In the rapidly evolving landscape of blockchain technology, smart contracts have emerged as a critical component, enabling self-executing agreements on decentralized platforms. Solidity, a programming language specifically designed for writing smart contracts, has become the dominant language in this domain. However, the unique constraints of smart contracts, such as gas consumption, security, and determinism, pose significant challenges for code generation, particularly when leveraging advanced language models. Researchers Francesco Salzano, Simone Scalabrino, Rocco Oliveto, and Simone Scalabrino from the University of Molise in Italy have delved into this complex issue, publishing their findings in a recent study.
The researchers set out to evaluate the reliability of smart contract code generated by large language models (LLMs), focusing on functional and non-functional properties that are crucial for the energy sector and other industries utilizing blockchain technology. Their study, published in the journal “Empirical Software Engineering,” benchmarked four state-of-the-art models under zero-shot and retrieval-augmented generation settings across 500 real-world functions.

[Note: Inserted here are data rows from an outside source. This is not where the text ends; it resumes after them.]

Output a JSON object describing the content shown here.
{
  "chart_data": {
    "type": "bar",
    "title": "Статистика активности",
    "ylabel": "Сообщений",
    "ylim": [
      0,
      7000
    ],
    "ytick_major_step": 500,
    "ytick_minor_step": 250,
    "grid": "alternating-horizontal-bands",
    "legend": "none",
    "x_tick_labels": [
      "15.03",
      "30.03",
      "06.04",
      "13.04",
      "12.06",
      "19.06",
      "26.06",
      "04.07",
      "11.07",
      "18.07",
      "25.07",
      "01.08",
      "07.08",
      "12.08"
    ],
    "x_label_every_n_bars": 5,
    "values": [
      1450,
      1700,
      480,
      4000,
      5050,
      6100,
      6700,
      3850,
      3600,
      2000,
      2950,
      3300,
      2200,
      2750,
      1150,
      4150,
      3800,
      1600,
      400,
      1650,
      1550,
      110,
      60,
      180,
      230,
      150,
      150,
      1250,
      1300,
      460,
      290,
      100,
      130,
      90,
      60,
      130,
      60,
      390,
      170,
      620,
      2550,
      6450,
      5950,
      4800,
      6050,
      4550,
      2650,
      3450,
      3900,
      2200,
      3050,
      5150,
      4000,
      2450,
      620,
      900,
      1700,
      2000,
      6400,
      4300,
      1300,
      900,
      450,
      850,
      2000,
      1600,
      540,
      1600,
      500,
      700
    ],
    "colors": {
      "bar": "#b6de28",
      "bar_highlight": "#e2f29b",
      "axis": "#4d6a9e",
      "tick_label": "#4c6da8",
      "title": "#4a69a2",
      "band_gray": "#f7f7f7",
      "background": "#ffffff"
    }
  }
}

The team employed a multi-faceted assessment approach, utilizing code similarity metrics, semantic embeddings, automated test execution, gas profiling, and cognitive and cyclomatic complexity analysis. Their findings revealed that while LLMs produce code with high semantic similarity to real contracts, the functional correctness is notably low. Only 20% to 26% of zero-shot generations behaved identically to ground-truth implementations under testing. The generated code was consistently simpler, with significantly lower complexity and gas consumption, often due to omitted validation logic.
Retrieval-Augmented Generation (RAG) markedly improved performance, boosting functional correctness by up to 45% and yielding more concise and efficient code. This enhancement suggests that RAG can be a powerful tool for improving the reliability of LLM-generated smart contracts. However, the researchers conclude that achieving robust, production-ready code generation remains a substantial challenge, necessitating careful expert validation.
For the energy sector, which is increasingly exploring blockchain technology for applications such as peer-to-peer energy trading, grid management, and renewable energy certification, the implications of this research are significant. Smart contracts are integral to these applications, and ensuring their reliability is paramount. The findings highlight the need for cautious adoption of LLM-generated code and the importance of expert validation to ensure functional correctness and security.
In summary, while LLMs show promise in generating smart contract code, their current reliability is limited. RAG enhances this reliability, but expert validation remains essential. For the energy sector, this research underscores the importance of thorough testing and validation processes when integrating LLM-generated smart contracts into blockchain applications.
This article is based on research available at arXiv.